I gave Erica a quick look.
"What tragedy?" she asked Mrs Wilson.
Mrs Wilson breathed deeply.
"If you don't mind telling us," I said.
"Talking about it doesn't hurt quite so much now." She looked up from her hands. "John's dead," she said. "Bruce's dad. He's dead."
The officers who took her statement must have told Dutton about this and he should have let us know. I wouldn't be surprised if he had deliberately withheld the information.
Mrs Wilson was talking again. "Car crash." She put her fingertips to her temples. "Got ploughed into head-on by a drunk driver." She lowered her hands, gripped her thighs. "He took a corner on the wrong side of the road. Killed John."
"I'm very sorry to hear that," I said. "How old was your son at the time?"
"It happened seven years ago in March. Bruce was just a baby. Eight months old."
I looked at Erica again but she was no help. I asked, "Do you have a photo of Bruce, Mrs Wilson?"
"Bruce is camera shy."
"It doesn't have to be a good photo. Anything will do. Just so we have a likeness."

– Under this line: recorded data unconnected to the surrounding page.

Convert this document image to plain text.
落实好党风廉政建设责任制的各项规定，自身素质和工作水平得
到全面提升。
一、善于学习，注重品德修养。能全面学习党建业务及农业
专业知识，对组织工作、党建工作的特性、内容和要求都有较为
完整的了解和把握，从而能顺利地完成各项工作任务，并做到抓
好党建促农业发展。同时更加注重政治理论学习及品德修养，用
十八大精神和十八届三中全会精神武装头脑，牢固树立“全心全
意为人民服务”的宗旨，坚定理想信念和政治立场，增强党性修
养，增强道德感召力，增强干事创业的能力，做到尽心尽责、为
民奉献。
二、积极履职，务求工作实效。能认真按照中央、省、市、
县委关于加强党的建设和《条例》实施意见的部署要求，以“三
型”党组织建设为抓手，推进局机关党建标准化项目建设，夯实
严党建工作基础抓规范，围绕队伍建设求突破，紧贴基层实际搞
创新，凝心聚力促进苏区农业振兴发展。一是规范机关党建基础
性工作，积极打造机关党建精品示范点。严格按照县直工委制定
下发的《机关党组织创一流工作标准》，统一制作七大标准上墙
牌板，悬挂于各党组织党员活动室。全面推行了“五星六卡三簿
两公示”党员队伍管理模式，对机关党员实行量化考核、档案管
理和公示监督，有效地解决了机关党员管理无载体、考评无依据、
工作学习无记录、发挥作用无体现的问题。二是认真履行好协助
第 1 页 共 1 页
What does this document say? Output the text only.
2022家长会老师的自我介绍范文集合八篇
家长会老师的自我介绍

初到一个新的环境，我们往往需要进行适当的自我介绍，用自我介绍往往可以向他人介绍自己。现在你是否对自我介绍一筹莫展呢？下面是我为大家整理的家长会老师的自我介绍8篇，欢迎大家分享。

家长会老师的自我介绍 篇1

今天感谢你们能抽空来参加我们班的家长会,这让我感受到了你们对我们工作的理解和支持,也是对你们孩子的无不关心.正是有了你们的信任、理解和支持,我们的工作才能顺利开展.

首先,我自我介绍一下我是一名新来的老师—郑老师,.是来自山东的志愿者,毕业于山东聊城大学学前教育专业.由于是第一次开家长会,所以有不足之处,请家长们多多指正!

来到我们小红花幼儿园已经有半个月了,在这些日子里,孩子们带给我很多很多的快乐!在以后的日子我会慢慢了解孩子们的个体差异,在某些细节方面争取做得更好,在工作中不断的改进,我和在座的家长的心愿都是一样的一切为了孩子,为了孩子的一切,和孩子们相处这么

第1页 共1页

She said it again, slower this time. "Bruce is camera shy."
"You don't have any photos?" I asked again. She must have given one to the uniformed officers. "Just one — "
"He doesn't like having his photo taken," she said. Then maybe she realised she'd been a little loud and said it again, softly, looking at her feet.
"What about a school photograph?"
"What is it you don't get?" Mrs Wilson stood up, banging her shins against the coffee table so hard I winced. But she didn't seem to notice. "I won't put Bruce through any kind of an ordeal. I won't do that. He's suffered enough, losing his father. Can you imagine what that's like? I know he's too young to understand, but the older he gets, the more it shows and he acts up and… and I let him, I suppose. Maybe I spoil him a bit. But he hurts. I know. I feel it." She was crying. Big messy tears, runny nose. She wiped her face with her hand.